Служанки кружили вокруг неё, помогая облачиться в роскошное платье из красного шёлка, расшитое золотой нитью и украшенное чёрными опалами. Смотря на своё отражение в большом зеркале в золочёной оправе, королева Эдже была задумчива и мрачна. В тот момент в двери постучали и, получив
— Оставьте меня.
Поклонившись, служанки ушли. Медленно подойдя к витражному окну, проходя сквозь которое солнечные лучи превращались в разноцветные блики, играющие на каменных стенах, королева Эдже сорвала печать с письма и, развернув его, настороженно принялась читать.
Оно было написано Деметрием. С той самой ночи он исчез. Покинул королевскую резиденцию без намёка на то, куда отправляется. И вот, прислал письмо.
Оказалось, их обнаружили королевские гвардейцы, стоящие у дверей королевской опочивальни. Они услышали звук рыданий, и, войдя, обнаружили принцессу Эдже всю измазанную кровью, которая, сидя на полу, плакала и обнимала мёртвую королеву Рейну. Рядом на полу лежал окровавленный кинжал, и всем стало ясно, что произошло.
Тем не менее королевские гвардейцы преклонили колени перед новой королевой.
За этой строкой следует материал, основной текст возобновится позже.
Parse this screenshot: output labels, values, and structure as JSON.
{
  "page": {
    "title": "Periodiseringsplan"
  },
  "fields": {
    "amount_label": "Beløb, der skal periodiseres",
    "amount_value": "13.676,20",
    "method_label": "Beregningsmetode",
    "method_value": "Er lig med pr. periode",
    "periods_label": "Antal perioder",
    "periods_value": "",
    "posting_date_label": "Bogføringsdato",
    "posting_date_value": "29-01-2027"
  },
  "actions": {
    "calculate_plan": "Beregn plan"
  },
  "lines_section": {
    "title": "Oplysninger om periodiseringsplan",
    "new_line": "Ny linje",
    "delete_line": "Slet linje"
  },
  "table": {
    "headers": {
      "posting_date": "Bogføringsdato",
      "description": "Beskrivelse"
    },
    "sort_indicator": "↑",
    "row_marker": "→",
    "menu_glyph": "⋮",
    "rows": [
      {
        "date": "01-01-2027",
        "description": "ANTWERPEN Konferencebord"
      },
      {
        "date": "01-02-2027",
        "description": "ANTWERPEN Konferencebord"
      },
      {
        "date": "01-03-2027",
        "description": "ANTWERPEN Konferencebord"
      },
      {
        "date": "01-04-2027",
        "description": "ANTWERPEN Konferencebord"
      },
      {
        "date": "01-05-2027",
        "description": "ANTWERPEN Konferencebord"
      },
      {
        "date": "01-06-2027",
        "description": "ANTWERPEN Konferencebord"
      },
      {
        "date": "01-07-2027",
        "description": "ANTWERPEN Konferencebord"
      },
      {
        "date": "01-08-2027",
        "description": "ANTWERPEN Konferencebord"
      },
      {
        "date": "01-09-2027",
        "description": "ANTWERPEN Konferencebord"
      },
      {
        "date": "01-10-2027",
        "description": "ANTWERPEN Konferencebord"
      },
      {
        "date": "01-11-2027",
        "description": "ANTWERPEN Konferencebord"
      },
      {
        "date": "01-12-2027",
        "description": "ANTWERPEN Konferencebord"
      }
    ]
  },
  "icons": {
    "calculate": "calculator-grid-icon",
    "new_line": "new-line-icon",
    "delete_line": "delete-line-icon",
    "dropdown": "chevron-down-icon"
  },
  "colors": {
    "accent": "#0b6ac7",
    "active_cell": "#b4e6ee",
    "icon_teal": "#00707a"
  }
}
Вскоре явился глава королевской гвардии Артаферн, который оттащил королеву Эдже, пребывающую в состоянии шока и полностью дезориентированную, от трупа.
После отнёс её в её же покои, и лишь оставшись наедине с ним девушка успокоилась и заснула, а когда проснулась, осознала всё то, что произошло и весь день провела в рыданиях.
Деметрий признался, что без Рейны Дориа ему нечего делать ни в королевской резиденции, ни в Генуе. Королева Эдже понимала и нисколько не осуждала своего мужа, который в этом письме также попросил считать брак с ним недействительным. Он её отпускал и уходил в неизвестность в попытке найти себя в мире, в котором больше нет женщины, которую он любил и боготворил. Которая была для него всем.
Выходя на помост на обозрение толпы, королева Эдже ощущала неясный трепет в груди, больше похожий не на восторг, а на страх. Корона, которую на её голову возложили на церемонии коронации, оказалась тяжёлой. Не только потому, что была отлита из золота и богато украшена драгоценными камнями, но и потому, что была окроплена кровью двух королев и заключала в себе обязанность нести ответственность за судьбы целого государства и всех его жителей.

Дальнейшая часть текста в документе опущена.